I spent a resigned half hour in the thirty degree heat, my forearms prickling with sweat as they worked their way up and down the tree seeing how far they could get walking and shuffling along. There was a puddle in the ditch by the side of the path, which was instantly promoted to a creek and then even to a lake, and this presented serious psychological difficulties which had to be surmounted.

Later, challenging the psychological boundaries, we visited a mysterious tunnel which disappears into the side of the hill and which we haven't dared venture far into. It's hewn from the rock and for me is a slight stoop in height but comfortable, if narrow, in width. It's dark, and as tunnels disappearing into hillsides often are for anyone who's read the Wierdstone, scary in a "who knows what could be down there" kind of way.

Hannah launched herself without a care in the world and marched down to the end, an embarrassing ten metres or so in, oblivious to the moths and the bats that started to flap around us.

"It's not scary," she stated. "I don't understand what there is to be scared of."

It bloody was scary. Bats are scary.
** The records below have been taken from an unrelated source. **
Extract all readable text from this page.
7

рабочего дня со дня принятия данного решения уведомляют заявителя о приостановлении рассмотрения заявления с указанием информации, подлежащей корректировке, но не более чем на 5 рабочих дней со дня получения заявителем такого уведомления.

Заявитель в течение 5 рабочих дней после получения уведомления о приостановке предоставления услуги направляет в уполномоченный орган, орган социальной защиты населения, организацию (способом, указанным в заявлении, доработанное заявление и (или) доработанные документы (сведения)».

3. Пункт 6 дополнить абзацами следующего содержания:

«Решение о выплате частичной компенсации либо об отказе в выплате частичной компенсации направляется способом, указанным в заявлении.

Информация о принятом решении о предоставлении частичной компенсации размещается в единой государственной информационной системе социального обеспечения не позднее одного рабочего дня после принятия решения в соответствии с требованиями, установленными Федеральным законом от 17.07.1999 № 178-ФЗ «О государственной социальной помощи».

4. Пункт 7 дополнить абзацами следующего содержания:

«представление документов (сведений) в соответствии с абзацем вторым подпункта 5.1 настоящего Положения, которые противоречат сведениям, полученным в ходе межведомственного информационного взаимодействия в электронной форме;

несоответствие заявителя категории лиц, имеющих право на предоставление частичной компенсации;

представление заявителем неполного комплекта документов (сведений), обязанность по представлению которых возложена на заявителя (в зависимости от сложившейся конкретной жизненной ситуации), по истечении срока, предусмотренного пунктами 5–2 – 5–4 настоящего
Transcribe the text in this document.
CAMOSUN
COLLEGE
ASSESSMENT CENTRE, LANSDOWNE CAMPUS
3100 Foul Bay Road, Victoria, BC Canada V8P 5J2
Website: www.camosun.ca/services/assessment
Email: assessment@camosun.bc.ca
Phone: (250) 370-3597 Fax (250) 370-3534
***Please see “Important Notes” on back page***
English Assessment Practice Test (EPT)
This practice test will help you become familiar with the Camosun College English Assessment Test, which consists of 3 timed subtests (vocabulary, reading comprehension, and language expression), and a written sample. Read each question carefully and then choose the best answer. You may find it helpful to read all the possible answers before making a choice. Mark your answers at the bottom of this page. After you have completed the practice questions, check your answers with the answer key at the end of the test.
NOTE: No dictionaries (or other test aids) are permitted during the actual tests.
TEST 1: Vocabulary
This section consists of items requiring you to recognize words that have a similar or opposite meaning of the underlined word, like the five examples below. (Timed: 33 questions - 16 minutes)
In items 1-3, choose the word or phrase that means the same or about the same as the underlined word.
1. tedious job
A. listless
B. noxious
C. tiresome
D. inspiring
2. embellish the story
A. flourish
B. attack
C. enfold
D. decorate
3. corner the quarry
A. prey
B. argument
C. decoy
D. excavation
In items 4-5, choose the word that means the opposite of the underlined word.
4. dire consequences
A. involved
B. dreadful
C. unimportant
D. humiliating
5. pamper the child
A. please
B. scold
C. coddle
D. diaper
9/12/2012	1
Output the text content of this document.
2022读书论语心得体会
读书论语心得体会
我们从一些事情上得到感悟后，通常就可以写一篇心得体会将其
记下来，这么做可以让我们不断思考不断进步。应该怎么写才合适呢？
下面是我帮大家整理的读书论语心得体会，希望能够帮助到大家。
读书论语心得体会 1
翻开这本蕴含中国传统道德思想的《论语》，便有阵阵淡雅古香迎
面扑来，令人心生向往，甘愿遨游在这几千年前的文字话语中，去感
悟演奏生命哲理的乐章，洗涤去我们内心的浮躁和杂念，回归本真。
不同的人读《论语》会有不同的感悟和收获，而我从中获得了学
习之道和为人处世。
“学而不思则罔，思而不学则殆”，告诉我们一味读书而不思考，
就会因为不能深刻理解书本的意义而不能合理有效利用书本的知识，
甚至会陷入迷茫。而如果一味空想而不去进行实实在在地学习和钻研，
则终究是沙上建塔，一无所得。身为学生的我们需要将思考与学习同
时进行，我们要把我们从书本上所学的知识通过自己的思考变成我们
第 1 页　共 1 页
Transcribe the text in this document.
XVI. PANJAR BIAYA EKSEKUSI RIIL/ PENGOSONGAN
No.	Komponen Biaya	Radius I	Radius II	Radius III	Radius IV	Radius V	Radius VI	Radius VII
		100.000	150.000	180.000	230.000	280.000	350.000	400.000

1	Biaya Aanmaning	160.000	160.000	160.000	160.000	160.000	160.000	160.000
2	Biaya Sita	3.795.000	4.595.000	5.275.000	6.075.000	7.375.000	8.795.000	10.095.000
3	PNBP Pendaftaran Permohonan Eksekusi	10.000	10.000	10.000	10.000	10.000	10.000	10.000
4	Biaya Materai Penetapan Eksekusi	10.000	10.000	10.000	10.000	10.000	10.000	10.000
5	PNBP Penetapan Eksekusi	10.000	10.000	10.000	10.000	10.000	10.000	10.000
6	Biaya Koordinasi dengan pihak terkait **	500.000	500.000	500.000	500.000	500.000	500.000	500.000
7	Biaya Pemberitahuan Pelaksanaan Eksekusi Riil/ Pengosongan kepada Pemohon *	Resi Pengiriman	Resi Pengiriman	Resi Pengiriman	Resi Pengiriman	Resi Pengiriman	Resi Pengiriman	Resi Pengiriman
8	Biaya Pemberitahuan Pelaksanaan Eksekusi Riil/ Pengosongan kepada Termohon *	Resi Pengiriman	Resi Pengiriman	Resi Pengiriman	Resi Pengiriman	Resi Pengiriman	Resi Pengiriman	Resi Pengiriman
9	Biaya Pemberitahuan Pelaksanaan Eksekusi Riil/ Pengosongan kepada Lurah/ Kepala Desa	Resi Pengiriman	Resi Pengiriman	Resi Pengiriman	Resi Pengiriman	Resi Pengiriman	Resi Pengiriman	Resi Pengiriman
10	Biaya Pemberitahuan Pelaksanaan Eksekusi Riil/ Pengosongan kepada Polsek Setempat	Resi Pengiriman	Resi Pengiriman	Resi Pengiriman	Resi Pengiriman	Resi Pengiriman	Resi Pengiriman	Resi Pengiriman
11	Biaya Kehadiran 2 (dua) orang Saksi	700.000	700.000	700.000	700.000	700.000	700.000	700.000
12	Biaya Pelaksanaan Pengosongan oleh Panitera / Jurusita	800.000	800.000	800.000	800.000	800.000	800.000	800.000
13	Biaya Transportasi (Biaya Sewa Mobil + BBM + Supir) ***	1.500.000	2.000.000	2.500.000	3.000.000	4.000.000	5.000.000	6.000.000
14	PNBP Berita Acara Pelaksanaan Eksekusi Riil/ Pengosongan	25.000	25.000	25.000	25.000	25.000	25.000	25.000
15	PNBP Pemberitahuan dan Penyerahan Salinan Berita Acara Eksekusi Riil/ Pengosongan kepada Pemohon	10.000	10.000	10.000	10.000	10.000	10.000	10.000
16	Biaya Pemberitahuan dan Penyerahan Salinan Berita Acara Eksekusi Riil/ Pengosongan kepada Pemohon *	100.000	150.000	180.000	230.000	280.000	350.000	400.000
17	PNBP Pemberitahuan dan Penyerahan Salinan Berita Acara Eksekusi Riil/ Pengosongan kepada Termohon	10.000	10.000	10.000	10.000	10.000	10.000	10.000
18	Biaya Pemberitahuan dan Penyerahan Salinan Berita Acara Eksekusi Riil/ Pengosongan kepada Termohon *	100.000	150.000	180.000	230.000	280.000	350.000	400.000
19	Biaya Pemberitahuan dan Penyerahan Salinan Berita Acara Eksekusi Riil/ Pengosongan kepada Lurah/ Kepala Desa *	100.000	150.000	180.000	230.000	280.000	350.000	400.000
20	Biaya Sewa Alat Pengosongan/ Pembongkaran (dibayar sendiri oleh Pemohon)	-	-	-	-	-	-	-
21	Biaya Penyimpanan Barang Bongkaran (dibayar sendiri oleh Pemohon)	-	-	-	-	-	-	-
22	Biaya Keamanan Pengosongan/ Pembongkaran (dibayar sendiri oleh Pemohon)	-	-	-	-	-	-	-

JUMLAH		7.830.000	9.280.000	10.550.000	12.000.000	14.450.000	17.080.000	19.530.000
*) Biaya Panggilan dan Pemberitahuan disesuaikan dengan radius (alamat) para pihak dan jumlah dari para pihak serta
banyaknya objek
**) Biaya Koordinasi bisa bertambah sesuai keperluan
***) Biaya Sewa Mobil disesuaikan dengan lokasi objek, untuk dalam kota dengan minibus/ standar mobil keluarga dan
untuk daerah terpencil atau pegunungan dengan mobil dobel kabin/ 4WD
Tunnels are scary.

Feb 11, 2012

“People who say they sleep like a baby usually don’t have one.” ~Leo J. Burke

“People who say they sleep like a baby usually don’t have one.” ~Leo J. Burke So by way of congratulations to my favourite brother and his favourite wife, on the occasion of the arrival of their daughter Erin, my new favourite niece, I offer a photograph of the other newborns we're following, the puppies from up the road.

I can't remember their names, but Eloise can.

Their growth has been prodigious.

You may have heard on the news, if you listen to news that's international in nature, that it's been raining cats and dogs in these parts, and that the floods are back in Queensland.

Not in this part, thankfully, though it did rain for a week and the Kedron Brook Floodway was once again living up to its name for a while. But no flooding here, unlike inland around Roma, Mitchell and suchlike places where inundation has been widespread.

Here, the sun is out again, and it has been hot. The Queensland Ladies call it "disgusting" when it gets a bit hot and humid, as though the Sunshine State is somehow treacherous in its delivery of summer.

The sweating aside, I kind of liked it.

Eloise was complaining about the heat on our walk today, and suggested we should air condition throughout the house. We looked on it as an exercise in mathematical education, and though she arrived at some good answers, I can't help but think that the essence of the argument escaped her.

Ironically, she was complaining of being cold later on as we perused the Aisles of Crappy Part Favours in Spotlight in the air-conditioned warehouse of household cheapery.

Nicole and I have taken up swimming whilst Eloise is doing after-school stuff. On a Monday she has a swimming lesson and we take the opportunity for a half-hour swim.

She's doing dancing three times a week now, and two of those are ninety-minute sessions so away we go to the pool and get in a quick bit of up-and-down.

A year ago I would have been, and indeed was, dismissive of the practice of swimming up and down a swimming pool, but now I'm doing it, I find it kind of meditative to watch the bottom of the pool sliding downwards and listen to the sound of bubbles rushing past the ears.

And it's nice to be outdoors doing it in a fifty-metre pool in the sun at a nice relaxed place while the nutty kids in Squad Training go hell-for-leather in the rest of the pool.

I might even start to get a little bit fit and healthy. Underweightness possibly beckons.